Derby Ponders Tax Incentive To Grow Grand List

Derby Mayor Rich Dziekan.

DERBY A tax incentive for large-scale developers in Derby is a way to grow the grand list — something critically important to Derby if the city wants to lighten the tax burden on residential property owners.

Those were the philosophies of both Mayor Rich Dziekan and corporation counsel Vincent Marino during the first meeting Tuesday (July 31) of the Derby tax incentive committee.

A tax incentive is a formal mechanism to benefit large-scale property owners or developers investing or re-investing in Derby.

Example — if a shopping center owner embarks on an expansion that will increase the property’s assessed value by $500,000, the city could phase in that assessment over five years. The same could be done for new retail or industrial projects and larger mixed-use projects.

There are many options to consider and the committee didn’t have a program set in stone after the first meeting Tuesday.

But they hope to have a draft tax incentive ordinance for the Board of Aldermen to review by October.

During a 40-minute meeting Tuesday (July 31), the committee members elected a chairman, Carmen DiCenso, and talked about modeling Derby’s tax incentive program after a program in place in nearby Orange.

DiCenso is the city’s part-time economic development liasion.

Mayor Dziekan favored the Orange program because it was simple — a developer or property owner submits paperwork to the tax assessor, the tax assessor determines how much the project will increase the assessment and, if the project’s assessment hits a certain dollar amount, the application goes to the full Board of Aldermen for approval.

DiCenso said developers are interested in Derby — particularly the downtown redevelopment zone — and that having some type of incentive is also an attempt be competitive with other towns in the region.

Derby is next to Shelton, a once-rural town where vacant land along Bridgeport Avenue has been carefully developed to help the government keep a stable mill rate.

Corporations in recent decades have opted to go there instead.

But DiCenso said there’s signs of life in Derby.

  • Apex International Education Partners is spending more than $1 million to convert a former nursing home on Marshall Lane into a dormitory for foreign-born students studying at area private schools.
  • The owners of the former Walmart on Route 34 in east Derby will be spending millions to convert the space into a Big Y. They just started interior work on the building. Click here for details.
  • Derby Downtown LLC, the owners of the former Housatonic Lumber on Factory Street downtown, is planning to spend millions to build a mixed-use project. They’re in the early stages of review in front of the Derby Planning and Zoning Commission, who are considering a zone change connected to the project. Click here for a previous story.
  • A new fuel cell power plant — estimated to pay Derby $200,000 per year in taxes — is to be built on Roosevelt Drive near the Derby Dam.

Rob Rowlson is the former West Hartford economic development director.
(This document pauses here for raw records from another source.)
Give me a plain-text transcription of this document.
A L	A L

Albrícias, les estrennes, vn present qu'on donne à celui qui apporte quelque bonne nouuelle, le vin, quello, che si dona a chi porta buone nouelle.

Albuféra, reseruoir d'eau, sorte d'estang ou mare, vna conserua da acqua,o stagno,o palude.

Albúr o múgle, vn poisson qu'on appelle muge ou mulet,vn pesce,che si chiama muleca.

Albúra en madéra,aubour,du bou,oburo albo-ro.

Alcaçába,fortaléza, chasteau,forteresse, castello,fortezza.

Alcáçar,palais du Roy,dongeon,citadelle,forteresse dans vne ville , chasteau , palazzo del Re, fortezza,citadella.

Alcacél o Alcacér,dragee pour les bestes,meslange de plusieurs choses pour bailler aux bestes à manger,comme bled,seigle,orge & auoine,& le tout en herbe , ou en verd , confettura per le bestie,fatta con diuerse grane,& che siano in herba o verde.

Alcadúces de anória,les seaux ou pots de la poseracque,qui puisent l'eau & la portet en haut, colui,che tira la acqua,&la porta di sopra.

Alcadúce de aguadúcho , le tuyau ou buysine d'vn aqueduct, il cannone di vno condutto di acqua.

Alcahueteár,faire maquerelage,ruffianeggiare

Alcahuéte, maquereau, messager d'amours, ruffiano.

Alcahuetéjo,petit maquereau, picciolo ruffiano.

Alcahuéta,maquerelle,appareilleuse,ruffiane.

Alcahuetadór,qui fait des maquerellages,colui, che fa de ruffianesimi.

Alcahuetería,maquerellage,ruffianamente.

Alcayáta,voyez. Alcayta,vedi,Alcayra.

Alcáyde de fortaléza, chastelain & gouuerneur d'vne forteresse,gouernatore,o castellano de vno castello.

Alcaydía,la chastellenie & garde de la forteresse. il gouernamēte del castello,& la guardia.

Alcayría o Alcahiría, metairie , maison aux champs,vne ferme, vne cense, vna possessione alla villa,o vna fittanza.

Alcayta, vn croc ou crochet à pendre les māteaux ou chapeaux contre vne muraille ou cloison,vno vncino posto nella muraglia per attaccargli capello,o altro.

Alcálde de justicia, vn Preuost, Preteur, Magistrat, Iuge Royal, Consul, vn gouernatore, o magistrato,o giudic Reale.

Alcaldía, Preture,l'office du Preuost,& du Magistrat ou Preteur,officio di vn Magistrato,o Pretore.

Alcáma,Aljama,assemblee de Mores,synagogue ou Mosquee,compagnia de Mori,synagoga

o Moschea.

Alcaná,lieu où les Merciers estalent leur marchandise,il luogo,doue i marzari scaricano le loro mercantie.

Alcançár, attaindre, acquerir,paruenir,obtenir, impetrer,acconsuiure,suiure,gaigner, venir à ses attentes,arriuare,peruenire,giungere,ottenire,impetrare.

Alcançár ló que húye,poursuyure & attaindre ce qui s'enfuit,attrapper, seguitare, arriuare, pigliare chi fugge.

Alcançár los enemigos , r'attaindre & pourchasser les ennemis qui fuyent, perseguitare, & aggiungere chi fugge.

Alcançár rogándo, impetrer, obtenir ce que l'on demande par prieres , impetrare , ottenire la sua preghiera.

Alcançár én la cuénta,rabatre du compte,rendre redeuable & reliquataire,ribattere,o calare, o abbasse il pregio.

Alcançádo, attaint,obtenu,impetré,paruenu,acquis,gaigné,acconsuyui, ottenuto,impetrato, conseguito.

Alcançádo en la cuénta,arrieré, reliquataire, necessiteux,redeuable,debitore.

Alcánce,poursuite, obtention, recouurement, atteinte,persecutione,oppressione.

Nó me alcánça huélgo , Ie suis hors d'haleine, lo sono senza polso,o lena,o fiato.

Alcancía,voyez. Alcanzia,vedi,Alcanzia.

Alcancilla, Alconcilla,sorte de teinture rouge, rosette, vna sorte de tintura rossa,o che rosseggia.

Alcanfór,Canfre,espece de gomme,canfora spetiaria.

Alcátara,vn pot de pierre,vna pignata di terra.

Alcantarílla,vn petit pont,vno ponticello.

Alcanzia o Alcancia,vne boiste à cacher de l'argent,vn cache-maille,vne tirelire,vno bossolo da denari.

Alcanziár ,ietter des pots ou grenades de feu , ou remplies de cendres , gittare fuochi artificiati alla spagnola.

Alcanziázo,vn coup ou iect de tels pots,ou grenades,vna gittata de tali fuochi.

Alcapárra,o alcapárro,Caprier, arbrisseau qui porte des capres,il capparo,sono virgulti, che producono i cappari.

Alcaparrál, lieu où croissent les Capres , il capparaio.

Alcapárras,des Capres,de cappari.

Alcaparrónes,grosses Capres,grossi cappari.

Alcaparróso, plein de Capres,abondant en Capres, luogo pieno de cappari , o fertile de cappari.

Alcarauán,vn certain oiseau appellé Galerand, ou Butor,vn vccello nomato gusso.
He’s consulting with Derby Downtown LLC to help with its project on Factory Street.

Rowlson was in the audience during Derby’s tax incentive meeting, and he explained that investing in Derby’s downtown is a risk because it’s an unproven market.

Rowlson said a tax break slightly lowers the risk and increases the chances of the project becoming successful, which, in turn, could spur more development or redevelopment — something that everyone in Derby wants to see.

The Yankee Institute on Public Policy recently noted a study showed tax incentives and low-interest state loans has had little impact on Connecticut’s economy. 

But Derby is the state’s smallest city, and already listed as one of the state’s economically distressed communities.
The thought locally is that a few projects could make a big difference.

The driving force for this is increasing the grand list,” said Marino, Derby’s corporation counsel. The driving force for this is not creating jobs. They (developers/property owners) can go to the DECD (state Department of Economic and Community Development), they can go to the state and get incentives from the state to create jobs. This is really What can we do to increase the grand list? And how much of that increase are willing to give away in the short term?’”

The tax incentive committee will meet again Aug. 22 at 7 p.m. in Derby City Hall.

Those present at the first committee meeting included DiCenso, Dziekan, Alderman Ron Sill, Alderman Charles Sampson, Alderwoman Evelyn Browning, Ray Bowers, Jim Butler and Judy Szewczyk from the Derby tax board, director of finance Sal Coppola and Andrew Baklik, the mayor’s chief of staff.